GoldenMatch
Probabilistic record linkage with configurable field weights and blocking strategies.
GoldenMatch performs probabilistic record linkage — it compares records across multiple fields, scores similarity, and groups matches into clusters.
Basic Usage
import goldenmatch
result = goldenmatch.dedupe("data.csv", threshold=0.85)
print(result.clusters)
Configuration
Field Weights
Control how much each field contributes to the overall match score:
result = goldenmatch.dedupe(
"data.csv",
threshold=0.85,
weights={"name": 0.4, "address": 0.3, "email": 0.2, "phone": 0.1}
)
Blocking Strategy
Blocking reduces the number of comparisons by only comparing records that share a blocking key:
result = goldenmatch.dedupe(
"data.csv",
threshold=0.85,
blocking_keys=["zip_code", "first_letter_last_name"]
)
Interactive Playground
Tune thresholds and field weights visually:
Deduplicate records with interactive config tuning.
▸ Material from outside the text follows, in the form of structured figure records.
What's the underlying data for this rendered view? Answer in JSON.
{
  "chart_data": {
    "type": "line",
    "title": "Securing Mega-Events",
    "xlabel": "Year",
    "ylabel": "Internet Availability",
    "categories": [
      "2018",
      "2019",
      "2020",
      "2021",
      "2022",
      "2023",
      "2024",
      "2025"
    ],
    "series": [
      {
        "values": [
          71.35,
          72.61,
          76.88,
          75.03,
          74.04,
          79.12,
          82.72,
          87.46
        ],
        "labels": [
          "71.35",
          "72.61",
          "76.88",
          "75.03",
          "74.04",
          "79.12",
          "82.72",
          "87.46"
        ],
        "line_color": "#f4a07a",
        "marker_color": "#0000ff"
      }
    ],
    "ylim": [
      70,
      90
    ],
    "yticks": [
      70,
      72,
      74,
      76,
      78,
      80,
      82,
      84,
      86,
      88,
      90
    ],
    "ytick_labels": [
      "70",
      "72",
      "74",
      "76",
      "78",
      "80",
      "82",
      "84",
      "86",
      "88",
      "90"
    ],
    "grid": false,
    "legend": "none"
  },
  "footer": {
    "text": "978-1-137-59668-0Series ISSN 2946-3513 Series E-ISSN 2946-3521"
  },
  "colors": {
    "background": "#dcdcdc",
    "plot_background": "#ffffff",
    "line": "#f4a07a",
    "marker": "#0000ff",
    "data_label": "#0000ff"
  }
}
Upload a CSV, tweak match thresholds and field weights, and watch clusters form in real-time.
Drop CSV here
Output Format
| Field | Type | Description |
|---|---|---|
cluster_id | string | Unique cluster identifier |
record_id | string | Original record identifier |
score | float | Match confidence (0.0 - 1.0) |
cluster_size | int | Number of records in the cluster |
Note: Records below the threshold are assigned to singleton clusters.